O que propõem o Modelo de Remuneração baseado em Valor?

Segundo Rodrigo Aguiar, diretor de desenvolvimento Setorial da ANS o modelo vigente mais utilizado no Brasil é o pagamento por procedimento.

“A cada atendimento, exame, cirurgia, é feito um pagamento ao prestador, não importando a qualidade do serviço. O Brasil é, por exemplo, o campeão mundial em realização de ressonância magnética.”

O Modelo de Remuneração baseado em Valor propõe mais de dez modelos em que o pagamento se vincula por resultado em atenção à saúde. Assim, a entrega de valor passa a ser centrada no paciente. Logo, vai contribuir para desfechos clínicos mais ágeis e direcionados. 

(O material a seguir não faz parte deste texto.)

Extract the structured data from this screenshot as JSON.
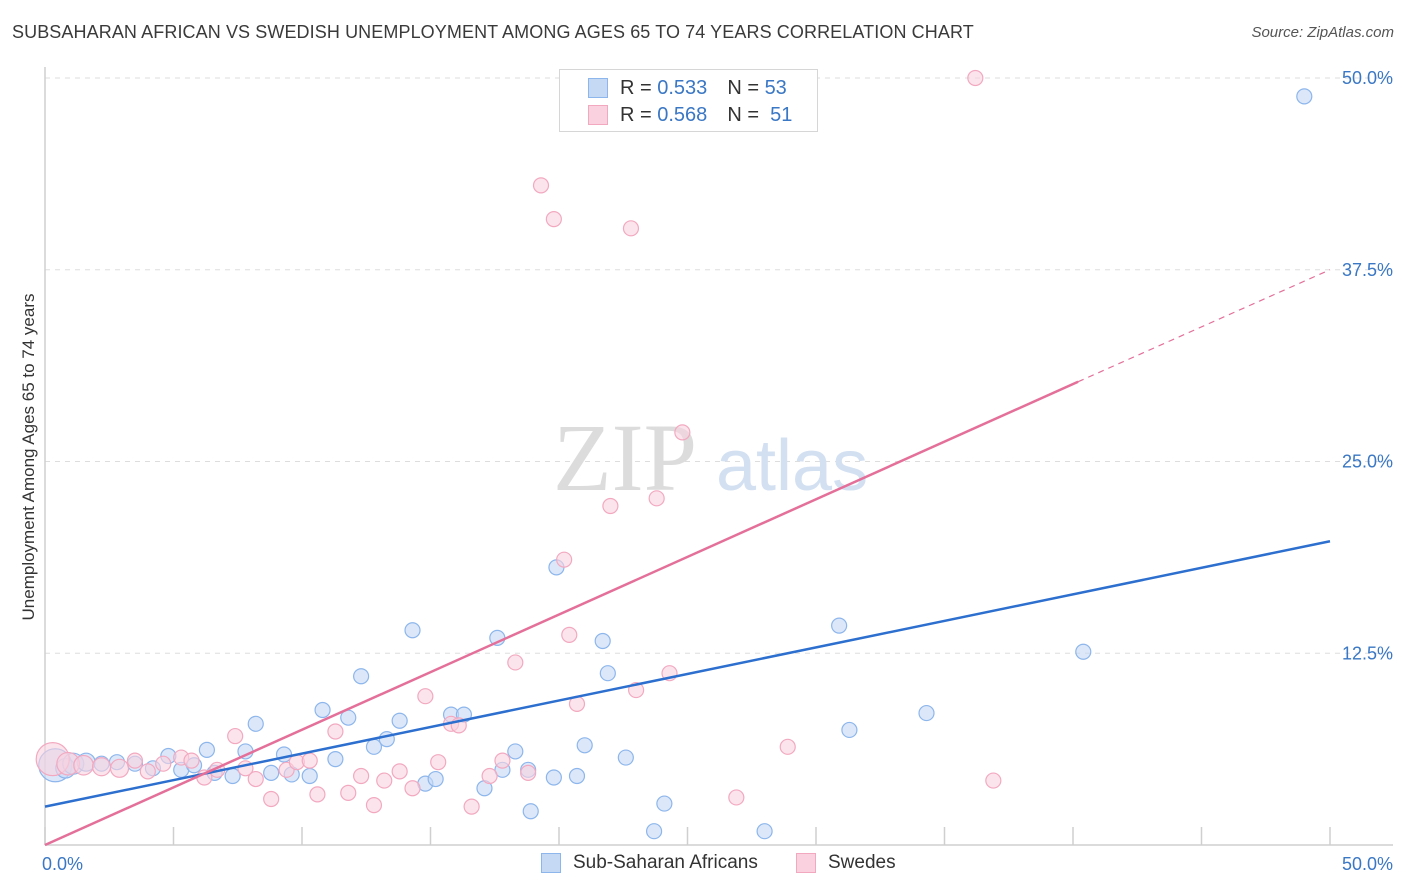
{
  "header": {
    "title": "SUBSAHARAN AFRICAN VS SWEDISH UNEMPLOYMENT AMONG AGES 65 TO 74 YEARS CORRELATION CHART",
    "source": "Source: ZipAtlas.com"
  },
  "watermark": {
    "part1": "ZIP",
    "part2": "atlas"
  },
  "legend": {
    "r_label": "R =",
    "n_label": "N =",
    "series": [
      {
        "name": "Sub-Saharan Africans",
        "r": "0.533",
        "n": "53",
        "color": "#8db6ec",
        "fill": "#c5d9f5",
        "line": "#2c6fcf"
      },
      {
        "name": "Swedes",
        "r": "0.568",
        "n": "51",
        "color": "#f2a9c0",
        "fill": "#fad2df",
        "line": "#e4709a"
      }
    ]
  },
  "chart_data": {
    "type": "scatter",
    "title": "SUBSAHARAN AFRICAN VS SWEDISH UNEMPLOYMENT AMONG AGES 65 TO 74 YEARS CORRELATION CHART",
    "xlabel": "",
    "ylabel": "Unemployment Among Ages 65 to 74 years",
    "xlim": [
      0,
      50
    ],
    "ylim": [
      0,
      50
    ],
    "x_tick_labels": [
      "0.0%",
      "50.0%"
    ],
    "y_ticks": [
      12.5,
      25.0,
      37.5,
      50.0
    ],
    "y_tick_labels": [
      "12.5%",
      "25.0%",
      "37.5%",
      "50.0%"
    ],
    "grid": "horizontal dashed",
    "series": [
      {
        "name": "Sub-Saharan Africans",
        "trend": {
          "x0": 0,
          "y0": 2.5,
          "x1": 50,
          "y1": 19.8
        },
        "points": [
          [
            0.4,
            5.2,
            2.2
          ],
          [
            0.8,
            5.0,
            1.3
          ],
          [
            1.1,
            5.3,
            1.4
          ],
          [
            1.6,
            5.4,
            1.2
          ],
          [
            2.2,
            5.3,
            1
          ],
          [
            2.8,
            5.4,
            1
          ],
          [
            3.5,
            5.3,
            1
          ],
          [
            4.2,
            5.0,
            1
          ],
          [
            4.8,
            5.8,
            1
          ],
          [
            5.3,
            4.9,
            1
          ],
          [
            5.8,
            5.2,
            1
          ],
          [
            6.3,
            6.2,
            1
          ],
          [
            6.6,
            4.7,
            1
          ],
          [
            7.3,
            4.5,
            1
          ],
          [
            7.8,
            6.1,
            1
          ],
          [
            8.2,
            7.9,
            1
          ],
          [
            8.8,
            4.7,
            1
          ],
          [
            9.3,
            5.9,
            1
          ],
          [
            9.6,
            4.6,
            1
          ],
          [
            10.3,
            4.5,
            1
          ],
          [
            10.8,
            8.8,
            1
          ],
          [
            11.3,
            5.6,
            1
          ],
          [
            11.8,
            8.3,
            1
          ],
          [
            12.3,
            11.0,
            1
          ],
          [
            12.8,
            6.4,
            1
          ],
          [
            13.3,
            6.9,
            1
          ],
          [
            13.8,
            8.1,
            1
          ],
          [
            14.3,
            14.0,
            1
          ],
          [
            14.8,
            4.0,
            1
          ],
          [
            15.2,
            4.3,
            1
          ],
          [
            15.8,
            8.5,
            1
          ],
          [
            16.3,
            8.5,
            1
          ],
          [
            17.1,
            3.7,
            1
          ],
          [
            17.6,
            13.5,
            1
          ],
          [
            17.8,
            4.9,
            1
          ],
          [
            18.3,
            6.1,
            1
          ],
          [
            18.8,
            4.9,
            1
          ],
          [
            18.9,
            2.2,
            1
          ],
          [
            19.8,
            4.4,
            1
          ],
          [
            19.9,
            18.1,
            1
          ],
          [
            20.7,
            4.5,
            1
          ],
          [
            21.0,
            6.5,
            1
          ],
          [
            21.7,
            13.3,
            1
          ],
          [
            21.9,
            11.2,
            1
          ],
          [
            22.6,
            5.7,
            1
          ],
          [
            23.7,
            0.9,
            1
          ],
          [
            24.1,
            2.7,
            1
          ],
          [
            28.0,
            0.9,
            1
          ],
          [
            30.9,
            14.3,
            1
          ],
          [
            31.3,
            7.5,
            1
          ],
          [
            34.3,
            8.6,
            1
          ],
          [
            40.4,
            12.6,
            1
          ],
          [
            49.0,
            48.8,
            1
          ]
        ]
      },
      {
        "name": "Swedes",
        "trend": {
          "x0": 0,
          "y0": 0,
          "x1": 40.2,
          "y1": 30.2,
          "dash_x1": 50,
          "dash_y1": 37.5
        },
        "points": [
          [
            0.3,
            5.6,
            2.2
          ],
          [
            0.9,
            5.3,
            1.5
          ],
          [
            1.5,
            5.2,
            1.3
          ],
          [
            2.2,
            5.1,
            1.2
          ],
          [
            2.9,
            5.0,
            1.2
          ],
          [
            3.5,
            5.5,
            1
          ],
          [
            4.0,
            4.8,
            1
          ],
          [
            4.6,
            5.3,
            1
          ],
          [
            5.3,
            5.7,
            1
          ],
          [
            5.7,
            5.5,
            1
          ],
          [
            6.2,
            4.4,
            1
          ],
          [
            6.7,
            4.9,
            1
          ],
          [
            7.4,
            7.1,
            1
          ],
          [
            7.8,
            5.0,
            1
          ],
          [
            8.2,
            4.3,
            1
          ],
          [
            8.8,
            3.0,
            1
          ],
          [
            9.4,
            4.9,
            1
          ],
          [
            9.8,
            5.4,
            1
          ],
          [
            10.3,
            5.5,
            1
          ],
          [
            10.6,
            3.3,
            1
          ],
          [
            11.3,
            7.4,
            1
          ],
          [
            11.8,
            3.4,
            1
          ],
          [
            12.3,
            4.5,
            1
          ],
          [
            12.8,
            2.6,
            1
          ],
          [
            13.2,
            4.2,
            1
          ],
          [
            13.8,
            4.8,
            1
          ],
          [
            14.3,
            3.7,
            1
          ],
          [
            14.8,
            9.7,
            1
          ],
          [
            15.3,
            5.4,
            1
          ],
          [
            15.8,
            7.9,
            1
          ],
          [
            16.1,
            7.8,
            1
          ],
          [
            16.6,
            2.5,
            1
          ],
          [
            17.3,
            4.5,
            1
          ],
          [
            17.8,
            5.5,
            1
          ],
          [
            18.3,
            11.9,
            1
          ],
          [
            18.8,
            4.7,
            1
          ],
          [
            19.3,
            43.0,
            1
          ],
          [
            19.8,
            40.8,
            1
          ],
          [
            20.2,
            18.6,
            1
          ],
          [
            20.4,
            13.7,
            1
          ],
          [
            20.7,
            9.2,
            1
          ],
          [
            22.0,
            22.1,
            1
          ],
          [
            22.8,
            40.2,
            1
          ],
          [
            23.0,
            10.1,
            1
          ],
          [
            23.8,
            22.6,
            1
          ],
          [
            24.3,
            11.2,
            1
          ],
          [
            24.8,
            26.9,
            1
          ],
          [
            26.9,
            3.1,
            1
          ],
          [
            28.9,
            6.4,
            1
          ],
          [
            36.2,
            50.0,
            1
          ],
          [
            36.9,
            4.2,
            1
          ]
        ]
      }
    ]
  }
}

OValue Based Payment (VBP), ou modelo de Remuneração Baseada em Valor. Propõe que o pagamento dos serviços passe a ser realizado pela qualidade do resultado clínico proporcionado ao paciente.

O modelo VBP tem se tornado popular, devido a sua eficiência, praticidade e uso de tecnologias inovadoras. Como foi abordado no E-book produzido pelo Dictas, Tendências de Mercado para 2019: transformação digital na Saúde. 

A estimativa é que em 2019, cerca de 15% dos gastos globais com saúde estarão vinculados ao conceito de Remuneração Baseada em Valor.